Shabbat Shalom from Bruce Washburn:Parashat Chayei Sarah
November 11, 2023 | 27 Cheshvan 5784
Torah: Genesis 23:1-25:18 Triennial: Genesis 24:10-52
Haftarah: I Kings 1:1-31
We believe that in times of great strife, words of Torah can provide stability and comfort in our lives.
We know that you join us in praying for the safety of our soldiers and citizens, and that together we mourn the terrible losses already suffered.
We stand together for a strong and secure Israel.
Here is this week’s D’var Torah:
Bex Stern-Rosenblatt
Parashah
Rebecca loves and is loved something fierce. Everyone who knows her adores and respects her. Yet she will choose to leave her family twice over, choose to step out of love into the unknown. First, in our parashah, she chooses to follow a man she does not know to a place she has only heard of, leaving behind her family and her life. Next week, she will send her beloved son away, dissolving the new family she has formed. In both cases, Rebecca does what needs to be done. She leaves to form new lives, she sends away in order to preserve life. Rebecca learns both the anguish of leaving home and the anguish of sending away her child.
Rebecca’s parting from her parents and brother is one of the most beautiful moments in the Torah. It is infused with courage and hope. After as many days of delaying as they can manage, after putting off the moment of separation, the time to leave finally arrives. Her mother and her brother want to keep her, saying, “Let her stay with us for a few more days, maybe ten days, and then she’ll go.” But the time for departure has arrived and Rebecca makes the choice to leave. They ask her, “Will you go with this man?” and she replies, “Elech, I will go.” As hard as it is for her family to let her leave, they do. They keep a brave face and wish her luck and love. Their final words to her are a blessing: “Sister of ours, may you become thousands of myriads. And may your seed possess the gate of those who hate them.”
Rebecca is called not to battle but to marriage. Still, as she goes off, her family wishes for her security, the ability to keep herself and the children they hope she will have safe. They also have no doubt that there will be those who hate her descendants. They cannot bless her with everlasting peace; these people who have to send their child away know that someday she too may have to send her child away. They bless her with success. They remind her that they love her, that she will always be their sister.

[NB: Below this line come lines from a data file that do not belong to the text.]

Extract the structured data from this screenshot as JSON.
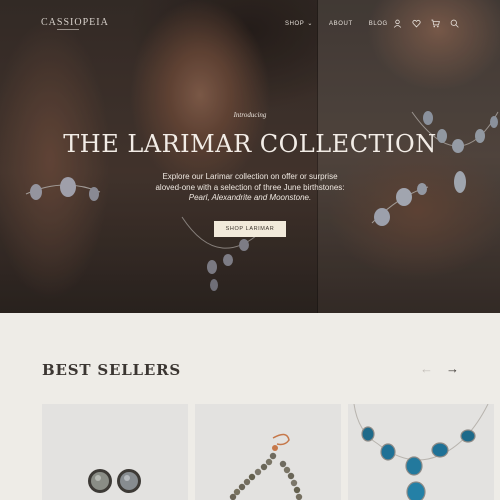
{
  "brand": {
    "name": "CASSIOPEIA"
  },
  "nav": {
    "items": [
      {
        "label": "SHOP",
        "has_dropdown": true
      },
      {
        "label": "ABOUT",
        "has_dropdown": false
      },
      {
        "label": "BLOG",
        "has_dropdown": false
      }
    ],
    "icons": [
      "user-icon",
      "heart-icon",
      "cart-icon",
      "search-icon"
    ]
  },
  "hero": {
    "intro": "Introducing",
    "title": "THE LARIMAR COLLECTION",
    "description_line1": "Explore our Larimar collection on offer or surprise",
    "description_line2": "aloved-one with a selection of three June birthstones:",
    "description_line3": "Pearl, Alexandrite and Moonstone.",
    "cta_label": "SHOP LARIMAR"
  },
  "best_sellers": {
    "title": "BEST SELLERS",
    "prev_arrow": "←",
    "next_arrow": "→",
    "products": [
      {
        "image": "moonstone-stud-earrings"
      },
      {
        "image": "labradorite-beaded-bracelet"
      },
      {
        "image": "turquoise-teardrop-necklace"
      }
    ]
  },
  "colors": {
    "page_background": "#eeece7",
    "cta_background": "#f2eadb",
    "text_dark": "#3b3632",
    "card_background": "#e3e2e0"
  }
}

Rebecca’s journey west to Canaan mirrors Abraham’s initial journey in Lech Lecha. She too chooses to lech. Abraham will be father of many; Rebecca too is blessed with innumerable descendants. Rebecca and Abraham both converse with God, both express their fear over acquiring children. But unlike Rebecca, Abraham is not sent out with love. Abraham’s initial departure from his family is not recorded in the Torah. We get no words of promise, no overwhelming outpouring of love from his parents and siblings as he leaves them. Later rabbinic midrash takes this a step further and imagines that his family is angry with him, that his family even harbors murderous thoughts towards him.
Abraham repeats this behavior when he becomes a parent. When it comes time for him to send out Isaac, to let Isaac have his own lech lecha moment, Abraham cannot do it. He does not know how to send forth his child with love, to trust that the time has come for his child to take care of him. He has bound Isaac too tightly to him. Instead, Abraham sends forth a nameless servant, making him promise not to take Isaac with him no matter what. Isaac won’t get a chance to grow up, to prove himself, to enter into adulthood in the company of his father. Instead, Isaac got the akedah and then was homebound.
Rebecca, however, will mirror her family’s behavior when she becomes a parent. Though it breaks her heart, she will send her son on his own lech lecha journey back to Haran, back to her own family. She will wish him well, surround him with her love and her promise. Jacob will go and he will succeed. He will struggle but he will carry on that promise and pass on that love when he too must send his children away from home, down to Egypt. There has never been a time when we haven’t had to leave our parents, when we haven’t had to send our children away. As Milcah and Laban sent Rebecca with love and courage, as Rebecca sent Jacob, so too do we send ours with blessing, with hope, and with breaking hearts.